Putting a face to gun violence

When people ask me how my freshman year was I will tell them it was bookended by tragedy and death. Not the peaceful death my 84-year-old grandfather, Poppy, experienced when he passed away on New Year’s Day 2013, but shocking deaths of young, brilliant people whose last moments were that of gun violence.

On the day of my first final for fall semester, I was awoken to the news that a shooter had entered an elementary school in Newtown, Connecticut and murdered 26 students and teachers. The day was December 14, right in the midst of the holiday season. Though I did not know a single person injured or killed in the incident as I read the news I began to break down and cry. I sobbed all day — even during my exam.

I couldn’t wrap my head around the fact that someone unaffiliated with the school could be able to take away the lives of innocent people. In the following days and weeks later I watched as politicians mobilized, pundits debated and the news media continued to find new angles of the story. It seemed like some change in our country’s gun regulation would be made.

I finished my finals and flew back home to Chicago. I remember sitting in LAX next to a mother and her young daughter who was in first grade. I still couldn’t wrap my head around the fact that a girl that small was the same age of the students murdered at Sandy Hook. I felt sick, but at least I would be able to go home and spend time with family.

The first night I returned home I hung out with friends from high school. One of those friends was Kevin Ambrose. Kevin and I had met in high school, and had hit it off right away. He was always an ear to listen, a voice of reason and a great person to get advice from. We bonded over our love for Kanye West. We hung out multiple times during break.

Toward the end of my winter break, the media no longer shouted and screamed about the tragedies at Sandy Hook. The next tragedy had already infiltrated the news cycle. I got back on a plane again and began my second semester.

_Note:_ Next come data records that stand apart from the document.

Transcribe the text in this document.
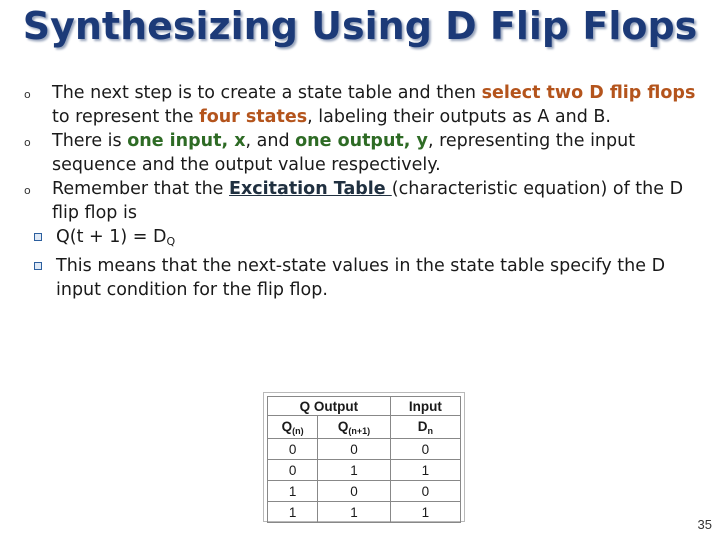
Synthesizing Using D Flip Flops
o The next step is to create a state table and then select two D flip flops to represent the four states, labeling their outputs as A and B.
o There is one input, x, and one output, y, representing the input sequence and the output value respectively.
o Remember that the Excitation Table (characteristic equation) of the D flip flop is
$Q(t + 1) = D_Q$
This means that the next-state values in the state table specify the D input condition for the flip flop.
Q Output		Input
$Q_{(n)}$	$Q_{(n+1)}$	$D_n$
0	0	0
0	1	1
1	0	0
1	1	1
35
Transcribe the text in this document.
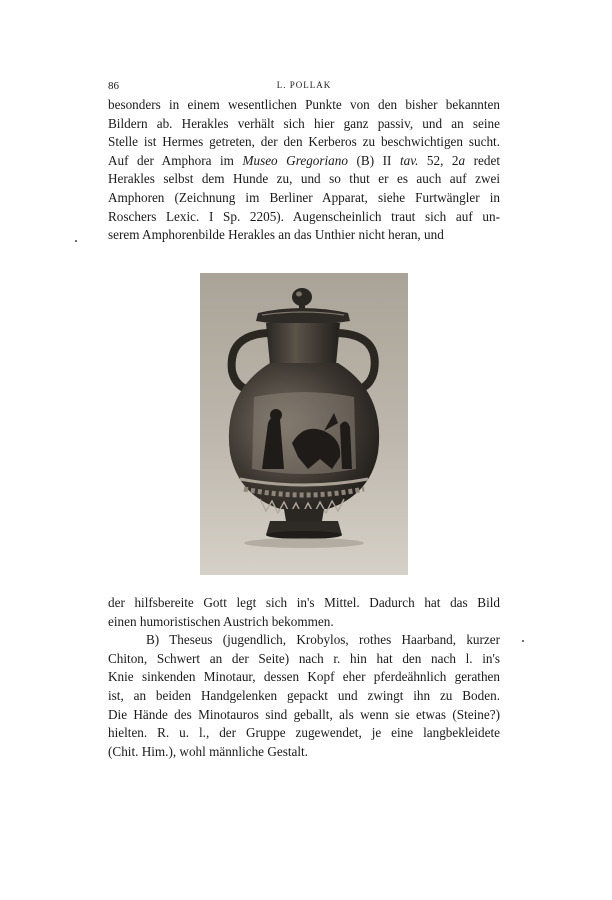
86	L. POLLAK
besonders in einem wesentlichen Punkte von den bisher bekannten
Bildern ab. Herakles verhält sich hier ganz passiv, und an seine
Stelle ist Hermes getreten, der den Kerberos zu beschwichtigen sucht.
Auf der Amphora im Museo Gregoriano (B) II tav. 52, 2a redet
Herakles selbst dem Hunde zu, und so thut er es auch auf zwei
Amphoren (Zeichnung im Berliner Apparat, siehe Furtwängler in
Roschers Lexic. I Sp. 2205). Augenscheinlich traut sich auf un-
serem Amphorenbilde Herakles an das Unthier nicht heran, und
der hilfsbereite Gott legt sich in's Mittel. Dadurch hat das Bild
einen humoristischen Austrich bekommen.
B) Theseus (jugendlich, Krobylos, rothes Haarband, kurzer
Chiton, Schwert an der Seite) nach r. hin hat den nach l. in's
Knie sinkenden Minotaur, dessen Kopf eher pferdeähnlich gerathen
ist, an beiden Handgelenken gepackt und zwingt ihn zu Boden.
Die Hände des Minotauros sind geballt, als wenn sie etwas (Steine?)
hielten. R. u. l., der Gruppe zugewendet, je eine langbekleidete
(Chit. Him.), wohl männliche Gestalt.
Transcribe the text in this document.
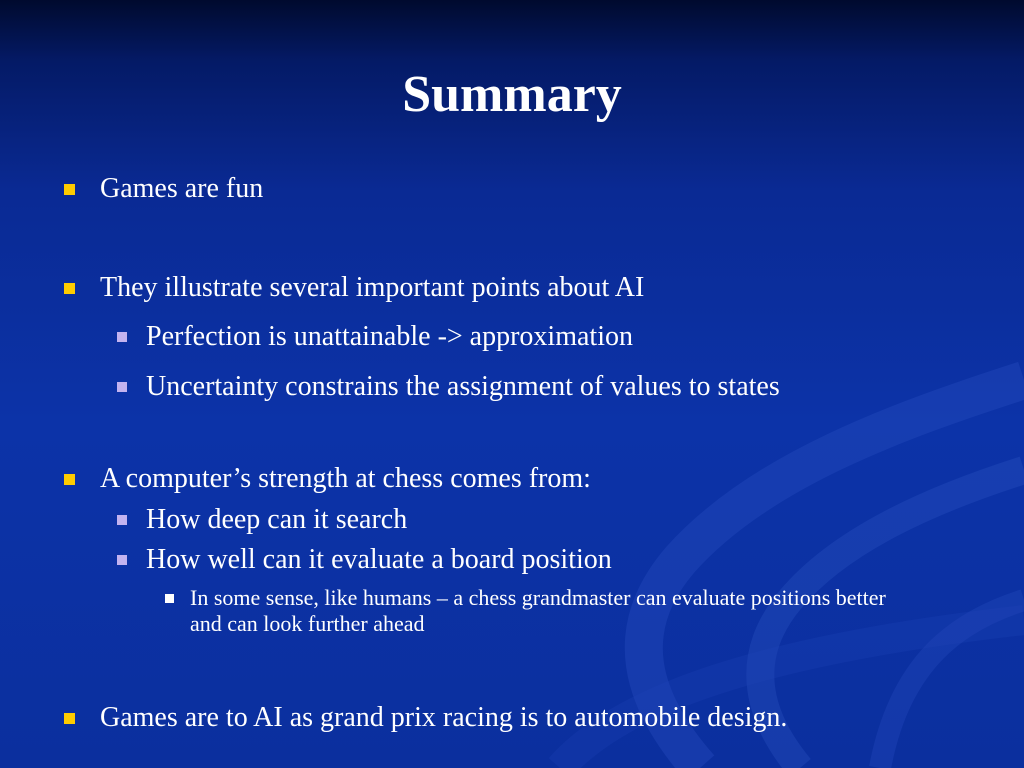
Summary
Games are fun
They illustrate several important points about AI
Perfection is unattainable -> approximation
Uncertainty constrains the assignment of values to states
A computer’s strength at chess comes from:
How deep can it search
How well can it evaluate a board position
In some sense, like humans – a chess grandmaster can evaluate positions better and can look further ahead
Games are to AI as grand prix racing is to automobile design.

Like my first one, it was exciting and full of new experiences. Spring semester I worked as a news editor at the Daily Trojan, so I was in charge of putting the news on the front page everyday. I was both enamored and overwhelmed by the responsibility, but during the semester eventually I got into my stride. As the semester wound down, I knew I was going to miss the DT but I looked forward to going home and spending time with friends once again.

The day before finals for spring semester began, I sat in a library studying and talking to my editor about how successful the semester was for the newspaper, particularly with social media. I was on Twitter, light-hearted and optimistic. Then I scrolled down my timeline and my heart dropped. Someone had tweeted: KEVIN AMBROSE IS DEAD.

Even as I write this blog post today I don’t believe that I read those lines. It wasn’t possible. I was just talking to him yesterday. We made plans for the Saturday that I returned to Chicago as we always did. However because of another person who felt they could take a life away, Kevin was dead, just mere days before Mother’s Day.

With the Sandy Hook tragedy I cried because it was unfathomable that such a crime could occur. With Kevin’s death I cried because this tragedy of gun violence that has already afflicted so many people in this country had touched my life. I felt sick. I felt confused. I was grieving once more.

In the days following May 7, 2013, I continually wept as I watched Chicago news stations report on the Kevin’s murder and the subsequent arrest of his killer. I read articles where his mother was interviewed the day before Mother’s Day. I saw my peers pay their respects to Kevin on social media sites, such as Twitter and Facebook. I knew he was gone, but all of it felt too surreal.

It wasn’t right. A 19-year-old should not be killed by random violence walking to meet a friend at the train station. A parent should not dread sending their child to school because they’re fearful they won’t come back home. No one should be affected by this violence. Yet everyday as I read the morning’s headlines I see that this is occurring in all pockets of the country and the world.

And still the media is largely silent. The reports on gun violence do not stretch past the day after the incident has occurred. And that is wrong.

Therefore as I finish up my first year at the University of Southern California, I am at a loss for words. On paper, this year was a success. I performed academically well, met many new friends, traveled to unique places and found a true passion for journalism.

Yet my excitement cannot outweigh the grisly fact that everyday the future is being wiped away by our fears to regulate guns. Everyday as children are silenced because we don’t talk about our cities’ problem with violence and crime. If you’re serious about change like I am, reach out to your local politicians by writing them, lobbying them and demanding that they regard this as a top priority. Tell them that this cannot go on.

I don’t want anyone else’s school year to be bookended with gun violence.